The fusion of the secondary palatal shelves to form the intact secondary palate is a key process in mammalian development and its disruption can lead to cleft secondary palate, a common congenital anomaly in humans. Secondary palate fusion has been extensively studied leading to several proposed cellular mechanisms that may mediate this process. However, these studies have been mostly performed on fixed embryonic tissues at progressive timepoints during development or in fixed explant cultures analyzed at static timepoints. Static analysis is limited for the analysis of dynamic morphogenetic processes such a palate fusion and what types of dynamic cellular behaviors mediate palatal fusion is incompletely understood. Here we describe a protocol for live imaging of ex vivo secondary palate fusion in mouse embryos. To examine cellular behaviors of palate fusion, epithelial-specific Keratin14-cre was used to label palate epithelial cells in ROSA26-mTmGflox reporter embryos. To visualize filamentous actin, Lifeact-mRFPruby reporter mice were used.
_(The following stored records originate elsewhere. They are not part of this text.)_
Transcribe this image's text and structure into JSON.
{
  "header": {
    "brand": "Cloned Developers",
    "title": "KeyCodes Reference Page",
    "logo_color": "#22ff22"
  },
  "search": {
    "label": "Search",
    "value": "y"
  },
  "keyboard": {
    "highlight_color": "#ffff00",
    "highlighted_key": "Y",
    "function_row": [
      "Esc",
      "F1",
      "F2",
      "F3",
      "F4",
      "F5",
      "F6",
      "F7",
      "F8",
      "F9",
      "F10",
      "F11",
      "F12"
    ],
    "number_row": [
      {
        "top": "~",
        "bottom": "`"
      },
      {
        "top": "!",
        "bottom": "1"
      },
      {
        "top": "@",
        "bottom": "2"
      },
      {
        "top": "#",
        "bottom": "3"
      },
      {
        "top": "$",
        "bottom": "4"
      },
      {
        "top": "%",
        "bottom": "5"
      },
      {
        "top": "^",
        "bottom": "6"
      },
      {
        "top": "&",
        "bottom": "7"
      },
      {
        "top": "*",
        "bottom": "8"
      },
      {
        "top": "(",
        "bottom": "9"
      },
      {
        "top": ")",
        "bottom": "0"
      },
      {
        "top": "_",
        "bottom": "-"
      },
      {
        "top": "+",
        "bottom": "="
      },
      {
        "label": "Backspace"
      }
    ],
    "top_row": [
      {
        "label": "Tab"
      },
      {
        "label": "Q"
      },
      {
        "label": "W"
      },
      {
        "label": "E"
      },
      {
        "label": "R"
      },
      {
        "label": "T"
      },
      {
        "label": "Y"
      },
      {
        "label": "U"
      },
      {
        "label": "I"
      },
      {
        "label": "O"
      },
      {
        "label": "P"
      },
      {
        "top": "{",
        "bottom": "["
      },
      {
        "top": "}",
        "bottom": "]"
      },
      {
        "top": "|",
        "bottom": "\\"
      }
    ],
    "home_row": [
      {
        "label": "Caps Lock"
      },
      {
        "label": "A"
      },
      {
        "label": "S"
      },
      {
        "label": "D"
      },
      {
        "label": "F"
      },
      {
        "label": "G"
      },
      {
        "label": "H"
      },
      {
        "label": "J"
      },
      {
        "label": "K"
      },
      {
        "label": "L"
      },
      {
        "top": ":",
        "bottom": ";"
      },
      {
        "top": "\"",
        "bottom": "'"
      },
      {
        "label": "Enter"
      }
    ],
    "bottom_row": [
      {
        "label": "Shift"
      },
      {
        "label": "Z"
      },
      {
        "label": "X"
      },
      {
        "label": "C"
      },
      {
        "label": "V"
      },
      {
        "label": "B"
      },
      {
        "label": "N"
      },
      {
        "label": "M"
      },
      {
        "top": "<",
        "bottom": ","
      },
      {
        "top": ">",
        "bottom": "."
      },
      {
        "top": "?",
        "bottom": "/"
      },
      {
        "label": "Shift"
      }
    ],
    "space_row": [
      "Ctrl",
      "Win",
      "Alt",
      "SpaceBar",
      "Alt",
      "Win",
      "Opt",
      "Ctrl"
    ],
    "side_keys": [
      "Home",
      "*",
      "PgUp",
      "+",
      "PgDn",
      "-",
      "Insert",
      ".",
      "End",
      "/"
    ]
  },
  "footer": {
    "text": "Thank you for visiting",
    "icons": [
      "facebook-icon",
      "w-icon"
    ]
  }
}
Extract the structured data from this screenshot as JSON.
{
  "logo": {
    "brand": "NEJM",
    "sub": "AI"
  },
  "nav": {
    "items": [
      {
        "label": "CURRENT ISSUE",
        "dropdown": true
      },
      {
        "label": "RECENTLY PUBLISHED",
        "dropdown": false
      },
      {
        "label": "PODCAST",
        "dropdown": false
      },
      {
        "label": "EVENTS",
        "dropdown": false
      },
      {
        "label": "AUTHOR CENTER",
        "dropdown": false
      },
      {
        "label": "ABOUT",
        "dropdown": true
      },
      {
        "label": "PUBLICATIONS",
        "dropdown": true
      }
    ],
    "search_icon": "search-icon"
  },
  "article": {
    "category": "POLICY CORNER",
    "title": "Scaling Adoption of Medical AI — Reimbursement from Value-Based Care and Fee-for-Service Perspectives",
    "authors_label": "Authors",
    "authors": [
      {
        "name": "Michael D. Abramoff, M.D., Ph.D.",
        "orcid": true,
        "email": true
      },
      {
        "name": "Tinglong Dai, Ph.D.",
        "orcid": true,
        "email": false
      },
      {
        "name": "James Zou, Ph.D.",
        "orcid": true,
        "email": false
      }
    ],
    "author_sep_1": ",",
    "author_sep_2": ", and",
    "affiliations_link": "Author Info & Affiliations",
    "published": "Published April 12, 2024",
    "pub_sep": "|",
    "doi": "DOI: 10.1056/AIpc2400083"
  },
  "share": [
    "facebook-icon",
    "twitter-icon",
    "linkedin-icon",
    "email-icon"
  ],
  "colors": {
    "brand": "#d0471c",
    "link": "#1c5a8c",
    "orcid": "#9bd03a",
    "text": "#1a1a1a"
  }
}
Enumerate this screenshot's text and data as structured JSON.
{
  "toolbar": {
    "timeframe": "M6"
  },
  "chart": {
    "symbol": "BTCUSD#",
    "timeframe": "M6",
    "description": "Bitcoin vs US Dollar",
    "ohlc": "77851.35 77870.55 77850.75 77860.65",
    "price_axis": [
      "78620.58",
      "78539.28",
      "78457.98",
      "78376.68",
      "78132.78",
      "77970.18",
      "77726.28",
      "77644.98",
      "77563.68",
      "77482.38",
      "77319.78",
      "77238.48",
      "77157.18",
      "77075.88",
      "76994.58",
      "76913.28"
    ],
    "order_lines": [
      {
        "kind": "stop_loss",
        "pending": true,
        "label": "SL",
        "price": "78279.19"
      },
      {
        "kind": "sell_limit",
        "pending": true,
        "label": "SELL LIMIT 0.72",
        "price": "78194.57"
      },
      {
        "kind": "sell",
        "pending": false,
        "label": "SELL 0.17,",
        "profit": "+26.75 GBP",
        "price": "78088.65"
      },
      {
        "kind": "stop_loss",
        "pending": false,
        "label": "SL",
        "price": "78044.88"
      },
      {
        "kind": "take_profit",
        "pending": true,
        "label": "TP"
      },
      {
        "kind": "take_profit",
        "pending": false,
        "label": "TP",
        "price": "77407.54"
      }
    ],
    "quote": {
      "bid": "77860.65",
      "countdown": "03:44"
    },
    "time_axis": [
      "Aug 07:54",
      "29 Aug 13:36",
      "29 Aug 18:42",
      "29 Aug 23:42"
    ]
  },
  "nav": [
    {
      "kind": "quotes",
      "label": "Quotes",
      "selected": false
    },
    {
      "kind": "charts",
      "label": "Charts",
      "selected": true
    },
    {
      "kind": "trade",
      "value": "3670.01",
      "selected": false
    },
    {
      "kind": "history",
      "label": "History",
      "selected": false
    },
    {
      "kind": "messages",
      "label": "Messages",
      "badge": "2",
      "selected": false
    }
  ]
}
Live imaging of secondary palate fusion was performed by dissecting recently-adhered secondary palatal shelves of embryonic day (E) 14.5 stage embryos and culturing in agarose-containing media on a glass bottom dish to enable imaging with an inverted confocal microscope. Using this method, we have detected a variety of novel cellular behaviors during secondary palate fusion. An appreciation of how distinct cell behaviors are coordinated in space and time greatly contributes to our understanding of this dynamic morphogenetic process. This protocol can be applied to mutant mouse lines, or cultures treated with pharmacological inhibitors to further advance understanding of how secondary palate fusion is controlled.